No they didn't they cut the key size in half, and where can I find on a source that shows me that the s-box changes were intended to make DES stronger?
Alan Konheim (one of the designers of DES) commented, "We sent the S-boxes off to Washington. They came back and were all different."
[...]
Some of the suspicions about hidden weaknesses in the S-boxes were allayed in 1990, with the independent discovery and open publication by Eli Biham and Adi Shamir of differential cryptanalysis, a general method for breaking block ciphers. The S-boxes of DES were much more resistant to the attack than if they had been chosen at random, strongly suggesting that IBM knew about the technique back in the 1970s.
I'm done bickering about trivia, though. If you'd like the last word, as long as you don't say anything overtly stupid, I'm not going to respond. Happy holidays!
He's just pointing out that a big project will have bugs and he's right. That's not a matter of opinion. Not much fuzz testing has been done on OpenBSD since the early 2000s. When Theo did fuzz test back then, he found bugs. He claims to have found two just now while doing the audit in the crypto code. Code has bugs. Large projects have many bugs.

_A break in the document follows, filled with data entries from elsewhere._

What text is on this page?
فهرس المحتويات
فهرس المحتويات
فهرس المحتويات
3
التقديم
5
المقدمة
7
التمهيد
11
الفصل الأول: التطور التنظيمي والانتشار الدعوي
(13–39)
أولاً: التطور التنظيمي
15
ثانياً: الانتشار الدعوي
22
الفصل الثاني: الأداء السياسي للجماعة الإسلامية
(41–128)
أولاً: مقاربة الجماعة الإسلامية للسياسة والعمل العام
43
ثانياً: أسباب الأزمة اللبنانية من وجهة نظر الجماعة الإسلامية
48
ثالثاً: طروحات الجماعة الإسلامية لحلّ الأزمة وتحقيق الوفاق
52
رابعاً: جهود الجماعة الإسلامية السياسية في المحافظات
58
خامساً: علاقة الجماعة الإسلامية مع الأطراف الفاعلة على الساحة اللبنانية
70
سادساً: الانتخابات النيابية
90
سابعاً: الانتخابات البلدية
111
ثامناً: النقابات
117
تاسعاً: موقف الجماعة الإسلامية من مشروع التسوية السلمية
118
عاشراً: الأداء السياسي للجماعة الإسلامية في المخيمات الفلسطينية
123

In the early 2000's I was still speaking to Theo, and I don't believe that during that time period he ever did systemic fuzz testing on OpenBSD. SPIKE wasn't even released until 2002.
Also: while we use fuzzers to probe for specific kinds of crypto flaws, the kind of fuzzing being done then (and for the most part today) does not identify crypto flaws.
We are, let's be clear, talking about a project that appears to have managed to ship IPSEC code that didn't verify packet authenticators for something like a year.
Or pointing out how hard it would be to get a "bug" inserted into such a codebase. He's not saying that either endeavor is easy. His only point was that, given a budget of $X and an embarrassment cost of (abstract) $Y for getting caught attempting to degrade the security of OpenBSD [my interpretation of "risky"], spending those $X on the identification of existing exploits would be the more rational course of action.
Not sure about that, but if the FBI were conducting any investigations where they were able to exploit VPN traffic because of a hole in OpenBSD, it would show up in a trial somewhere (and if the prosecution do not present how they got the data, a defense can find out through discovery).